Il hausse un sourcil mais me suit.
- Pourquoi nous aides-tu ?
- Je déteste la cité des Fleurs. Le mariage de Hyujin et Aria n’aurait jamais dû avoir lieu. J’aimais la cité du Lotus sous le règne de Seok et Hana, et je ferai tout pour que la cité redevienne semblable. Ma mère était une prétendante de Hyujin, il y a quinze ans. Cet homme l’a rejetée sans même la regarder, lui parler, tout ça parce qu’il aimait sa rivale ! Il n’a aucun respect pour les autres, alors je n’en aurai aucun pour lui.
J’acquiesce.
- Tu serais prêt à tuer des gens pour nous aider ?
- Je serai prêt à tout pour tuer Hyujin et Aria.
Je souris.
- Parfait.
Nous retournons vers les filles, qui discutaient d’un moyen de nous faire sortir de là.
- J’ai eu une idée. Si nous mettons le feu à la prison, les gardes évacueront et ne ferons pas attention aux prisonniers. Vous vous enfuirez discrètement, puis nous partirons chez Dahlia. Les gardes penseront que vous êtes morts brûlés, et rapporteront ça à Hyujin.
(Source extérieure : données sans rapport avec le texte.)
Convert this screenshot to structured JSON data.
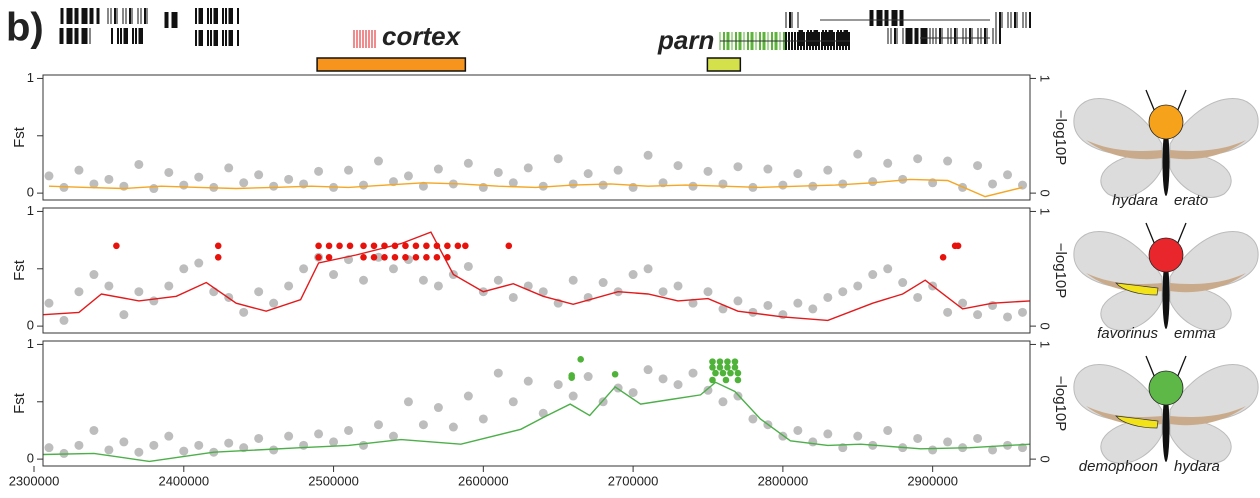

Il ne s’inquiétera plus autant et vous oubliera peu à peu. Ce sera le moment idéal pour renverser le pouvoir.
Sunhee semble fière de sa stratégie. Il est vrai que ça pourrait marcher.
- D’accord.
Dahlia me lance un regard scandalisé, mais je l’évite et me tourne vers Sunhee.
- Lorsque Jiho et toi sortirez de notre cellule, brûlez la prison en commençant par le sud. Nous nous trouvons au nord, on aura un peu de temps pour nous enfuir. Laissez la porte ouverte, dès que le feu aura lieu, le garde n’ira pas refermer notre prison. Il ne pensera qu’à sortir.
- Allons-y, alors.
Sunhee et Jiho referment la porte et je n’entends pas le déclic qui prouverait que la porte a été fermée.
Quelques minutes plus tard, une odeur de brûlé se répand, et je peux voir de la fumée dans le ciel. Nos amis ont fait leur travail.
- Attendons que le feu gagne le centre de la prison, puis sortons par la porte la plus au nord.
Des cris perçants retentissent, et l’odeur du feu se mélange à celle des gens brûlés. Je réprime un haut-le-cœur et ouvre la porte de la cellule. Les couloirs sont déserts, et j’aperçois les flammes dans l’angle d’une prison.
J’attrape la main de Dahlia et m’élance dans les allées jusqu’à la sortie nord. J’ouvre la porte et nous sortons dehors. Je prends un instant pour contempler le feu engloutir l’immense prison. Lorsque les flammes atteindront le toit fait de bois, la prison s’effondrera. Des gardes sont agglutinés près de la sortie ouest, et nous les contournons, dissimulés par une série d’arbres, pour rejoindre Jiho et Sunhee.
Les habitants de la cité accourent pour voir ce qu’il se passe, et nous en profitons pour nous éclipser.